Subject: Information mapping & Author-developers
From: geoff-h -at- MTL -dot- FERIC -dot- CA
Date: Thu, 1 May 1997 09:02:47 -0500

John Wilcox wondered <<Weyerhaeuser has recently adopted
Information Mapping as a corporate Best Practice. Have any
of you used it?>>

Haven't used it, but the underlying concepts seem robust.
The main problem with infomapping, based on what I've read,
is the hammer fallacy: "if all you have is a hammer,
everything looks like a nail". Blanket solutions, including
infomapping, _never_ work in all cases, so be prepared to
customize. Most importantly, try to understand the
principles behind infomapping so you'll know where they
apply, where they don't apply, and where you need to extend
them based on your own common sense. This follows another
aphorism: "Give someone a fish and they'll eat for one day;
teach them how to fish and they'll never go hungry."

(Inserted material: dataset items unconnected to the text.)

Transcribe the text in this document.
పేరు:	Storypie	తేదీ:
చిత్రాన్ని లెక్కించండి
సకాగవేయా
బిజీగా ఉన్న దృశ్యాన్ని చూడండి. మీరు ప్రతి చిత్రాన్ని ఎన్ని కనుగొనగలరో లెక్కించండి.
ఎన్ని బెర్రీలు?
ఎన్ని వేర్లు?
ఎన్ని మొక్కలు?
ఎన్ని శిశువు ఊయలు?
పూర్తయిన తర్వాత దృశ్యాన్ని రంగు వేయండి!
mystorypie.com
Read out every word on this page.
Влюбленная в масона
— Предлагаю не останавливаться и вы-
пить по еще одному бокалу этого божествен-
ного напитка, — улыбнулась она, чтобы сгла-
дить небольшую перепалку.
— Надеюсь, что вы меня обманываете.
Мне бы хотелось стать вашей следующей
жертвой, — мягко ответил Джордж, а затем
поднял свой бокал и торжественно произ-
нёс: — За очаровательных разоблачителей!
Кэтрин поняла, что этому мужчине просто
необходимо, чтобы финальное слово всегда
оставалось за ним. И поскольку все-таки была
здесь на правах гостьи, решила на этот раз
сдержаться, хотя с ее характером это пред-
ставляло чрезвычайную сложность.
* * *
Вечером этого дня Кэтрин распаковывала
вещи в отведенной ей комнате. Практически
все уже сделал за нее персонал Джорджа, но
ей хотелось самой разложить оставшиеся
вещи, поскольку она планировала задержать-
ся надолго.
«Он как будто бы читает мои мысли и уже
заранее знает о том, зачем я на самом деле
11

<<Have any of you ever encountered a developer who wanted
to take over the documentation? ...Basically, it looks like
I might have to teach developers the idiosyncrasies of
publishing, with Word no less!>>

Sounds like the traditional recipe for disaster, if you ask
me. I definitely _won't_ start the "engineers (developers,
foresters, etc. etc.) make lousy writers" thread again,
because it's offensive, an overgeneralisation, and
irrelevant. What's far more important is that maybe 1 in
100 engineers write as well as they engineer, and the ones
who write _better_ than they engineer usually become
techwhirlers after a while. (General rule of human skills:
Each of us is very good at something, less good at several
other things, and downright awful at something else.) That
being the case, use them for what they're best at doing:
engineering.

Given the hell that the forest industry has gone through
the past decade, I seriously doubt your developers are
underemployed... more likely, they're barely able to keep
up with their workload. That being the case, why add duties
that will take them away from doing the work they were
hired to do? Also note the training costs: I've seen
courses that range from $100 to $200 per day for basic Word
training. How much is this actually going to cost? How
about ongoing support costs? A very big, very squirmy can
of worms to open...

--Geoff Hart @8^{)} geoff-h -at- mtl -dot- feric -dot- ca
Disclaimer: Speaking for myself, not FERIC.